A path took us past Hummell Rocks and Gullane Point on the grass. We had put the map away by then, and hadn’t realised it was a ‘double’. We thought we’d never get round the corner to see Aberlady in the distance (we were getting very tired and my legs were aching) but at last we did. It still seemed a very long way away! We scrambled down over the rocks and sat on a piece of wood to eat our chocolate. Then we walked the length of this beautiful sandy beach.At the end we started to walk out into the estuary. We could see Aberlady across the other side, dead opposite, and it looked as if we could walk across the lovely firm sand straight to it. But where was the river? I got out the map, and found the river channel was right over the other side hugging the coast by the little town. We couldn’t even see it from where we were and we had no idea how deep it was. Besides, with my aching legs I had no desire to wade across a freezing river today! So we decided to turn back and follow one of the paths marked as going across the dunes towards a footbridge.
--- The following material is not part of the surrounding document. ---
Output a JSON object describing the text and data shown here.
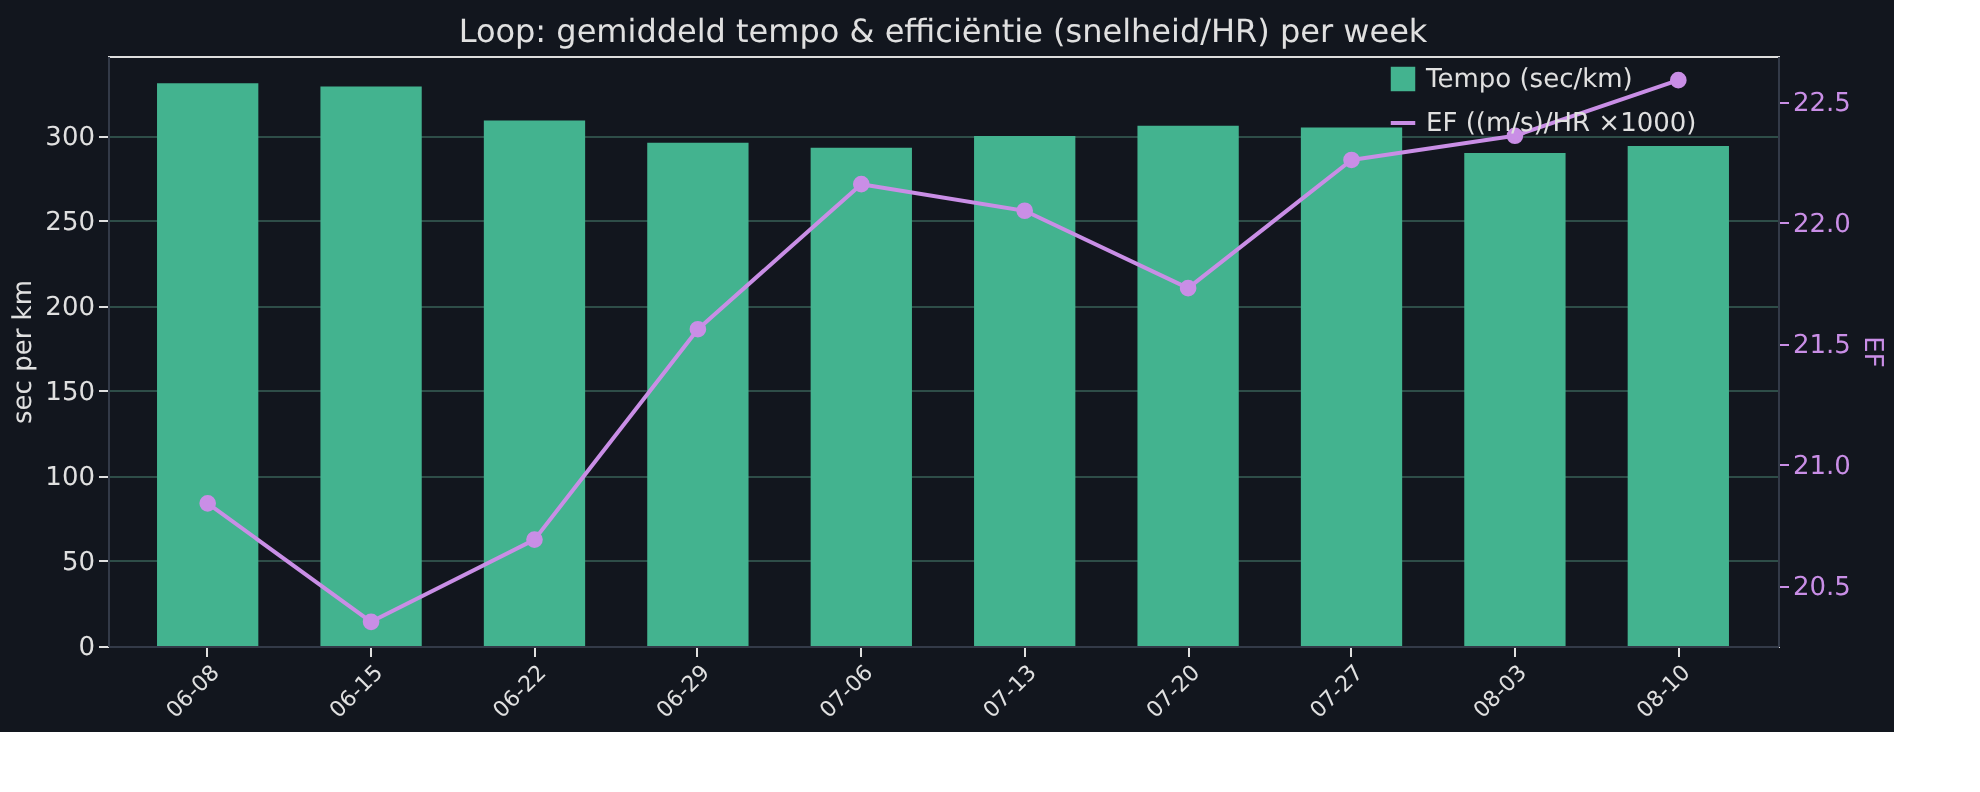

We got a certain way along, and then came to a rope across the path and a notice about ground-nesting birds. Since it was the height of the nesting season we felt we couldn’t ignore it even though we were extremely tired by then, but the diversion took us a very long way round. It seemed that we were walking forever in the wrong direction, and I wasn’t at all happy because my legs had been aching something cruel for the past few hours. I began to wonder if I am really fit enough for all this walking. We did eventually come to the wooden footbridge across the river.
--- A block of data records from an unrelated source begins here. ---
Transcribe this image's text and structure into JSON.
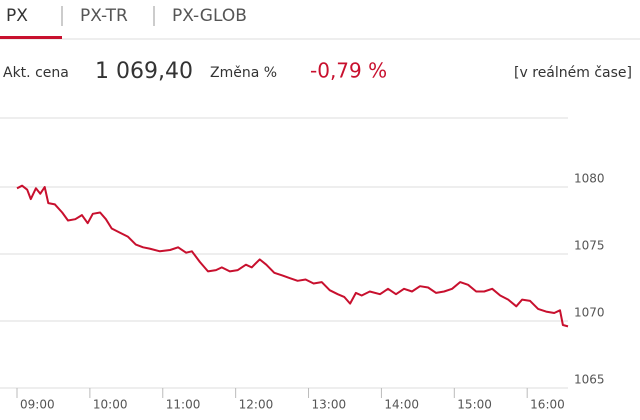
{
  "tabs": [
    "PX",
    "PX-TR",
    "PX-GLOB"
  ],
  "quote": {
    "price_label": "Akt. cena",
    "price": "1 069,40",
    "change_label": "Změna %",
    "change": "-0,79 %",
    "realtime": "[v reálném čase]"
  },
  "chart_data": {
    "type": "line",
    "color": "#c8102e",
    "grid": true,
    "xlim": [
      9,
      16.56
    ],
    "ylim": [
      1065,
      1085
    ],
    "xticks": [
      {
        "value": 9,
        "label": "09:00"
      },
      {
        "value": 10,
        "label": "10:00"
      },
      {
        "value": 11,
        "label": "11:00"
      },
      {
        "value": 12,
        "label": "12:00"
      },
      {
        "value": 13,
        "label": "13:00"
      },
      {
        "value": 14,
        "label": "14:00"
      },
      {
        "value": 15,
        "label": "15:00"
      },
      {
        "value": 16,
        "label": "16:00"
      }
    ],
    "yticks": [
      1065,
      1070,
      1075,
      1080
    ],
    "x": [
      9.0,
      9.07,
      9.14,
      9.19,
      9.26,
      9.32,
      9.38,
      9.43,
      9.52,
      9.62,
      9.7,
      9.8,
      9.89,
      9.97,
      10.04,
      10.14,
      10.22,
      10.3,
      10.41,
      10.52,
      10.63,
      10.73,
      10.82,
      10.96,
      11.1,
      11.21,
      11.32,
      11.4,
      11.51,
      11.62,
      11.73,
      11.81,
      11.92,
      12.03,
      12.14,
      12.22,
      12.33,
      12.42,
      12.53,
      12.64,
      12.74,
      12.85,
      12.96,
      13.07,
      13.18,
      13.29,
      13.4,
      13.49,
      13.57,
      13.65,
      13.73,
      13.84,
      13.98,
      14.09,
      14.2,
      14.31,
      14.42,
      14.53,
      14.64,
      14.75,
      14.86,
      14.97,
      15.08,
      15.19,
      15.3,
      15.41,
      15.52,
      15.63,
      15.74,
      15.85,
      15.93,
      16.04,
      16.15,
      16.26,
      16.37,
      16.45,
      16.49,
      16.56
    ],
    "values": [
      1079.9,
      1080.1,
      1079.8,
      1079.1,
      1079.9,
      1079.5,
      1080,
      1078.8,
      1078.7,
      1078.1,
      1077.5,
      1077.6,
      1077.9,
      1077.3,
      1078,
      1078.1,
      1077.6,
      1076.9,
      1076.6,
      1076.3,
      1075.7,
      1075.5,
      1075.4,
      1075.2,
      1075.3,
      1075.5,
      1075.1,
      1075.2,
      1074.4,
      1073.7,
      1073.8,
      1074,
      1073.7,
      1073.8,
      1074.2,
      1074,
      1074.6,
      1074.2,
      1073.6,
      1073.4,
      1073.2,
      1073,
      1073.1,
      1072.8,
      1072.9,
      1072.3,
      1072,
      1071.8,
      1071.3,
      1072.1,
      1071.9,
      1072.2,
      1072,
      1072.4,
      1072,
      1072.4,
      1072.2,
      1072.6,
      1072.5,
      1072.1,
      1072.2,
      1072.4,
      1072.9,
      1072.7,
      1072.2,
      1072.2,
      1072.4,
      1071.9,
      1071.6,
      1071.1,
      1071.6,
      1071.5,
      1070.9,
      1070.7,
      1070.6,
      1070.8,
      1069.7,
      1069.6
    ]
  }
}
We then had a quarter of a mile to trek alongside a main road, then we cut across the village green to the Golf Club road. Halfway across the green I turned round to have a look at my surroundings, because when I am tired I forget to do this. I tend to look at my feet and just concentrate on getting there. Behind us was a church which had been converted into a house. Perfectly framed in an upstairs ornate window was a young boy with his back to the glorious scene of sea and sky outside. He was staring intently at his computer screen — such is the way of the modern child! Perhaps I have misjudged him, for I watched him for less than a minute — but I felt a wave of sadness for all modern children who live in a virtual world of computer games. So many are oblivious to the wonderful real world which surrounds them.
We walked along the Golf Club road next to the sea until it connected with a footpath leading down from Aberlady church.

That ended Walk no.154, we shall pick up Walk no.155 next time on the Golf Club road in Aberlady. We walked between two walls up to the church where our car was parked. My legs were still aching, and even Colin was too tired for the pub — we were really feeling our age! So we had our tea from the flask, then drove straight back to our cottage in Grantshouse.